For here there is no place that does not see you. You must change your life.

– Rilke

I’ve never found Descartes terribly interesting, but I read something last night that I liked: in a letter to his friend Marin Mersenne, he mentioned having begun trying to live his life under the motto, “To live well, you must live unseen.” Of course, having seen the persecution of Galileo and the burning at the stake of more than a few philosophers and heretics, he could have very well meant that to live at all, you must avoid the wrathful attention of the Church. But still, my thought was wow, how very Taoist of him!

The people of the world excitedly run about as if they were going to miss the yearly, royal, sacrificial feast, or as if they were going to be the last one to climb a high tower on a beautiful spring day.
I alone remain quiet and indifferent.
I anchor my being to that which existed before Heaven and Earth were formed.
I alone am innocent and unknowing, like a newborn babe.
Unoccupied by worldly cares, I move forward to nowhere.
The people of the world have more than enough.
I alone appear to have nothing.
The people of the world appear shrewd and wise.
I alone look foolish.
I like to be forgotten by the world and left alone.
It also occurred to me that his motto was a much more succinct way of saying what I was trying to get at in this post.

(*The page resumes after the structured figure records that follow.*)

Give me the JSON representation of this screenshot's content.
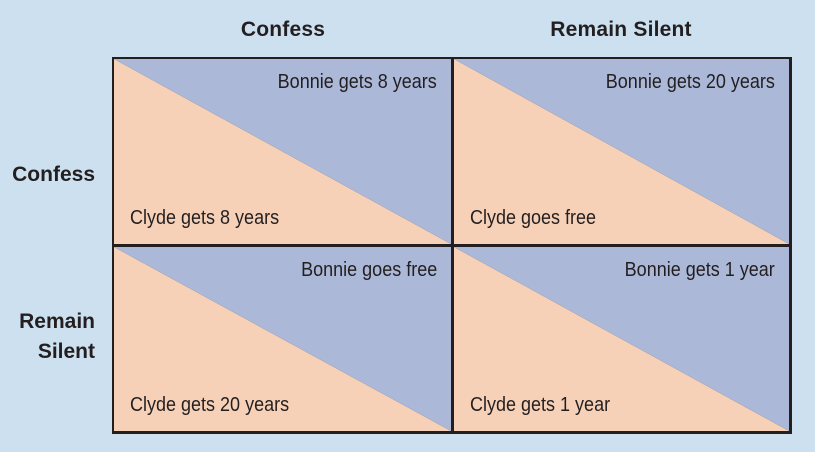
{
  "colors": {
    "background": "#cde0ef",
    "bonnie_region": "#abb8d8",
    "clyde_region": "#f6d1b8",
    "border": "#231f20"
  },
  "columns": [
    "Confess",
    "Remain Silent"
  ],
  "rows": [
    [
      "Confess"
    ],
    [
      "Remain",
      "Silent"
    ]
  ],
  "cells": [
    [
      {
        "bonnie": "Bonnie gets 8 years",
        "clyde": "Clyde gets 8 years"
      },
      {
        "bonnie": "Bonnie gets 20 years",
        "clyde": "Clyde goes free"
      }
    ],
    [
      {
        "bonnie": "Bonnie goes free",
        "clyde": "Clyde gets 20 years"
      },
      {
        "bonnie": "Bonnie gets 1 year",
        "clyde": "Clyde gets 1 year"
      }
    ]
  ]
}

Being “seen” can be a description of the ways in which our identities are fixed and reinforced in the sight of others. For people who think of philosophy not as scholarly hair-splitting over the ultimate nature of things, but as the search for how to live well, how to best pursue truth and integrity, the weight and pressure of other people’s attention can be a hindrance, trapping us in egotistic responses to their expectations.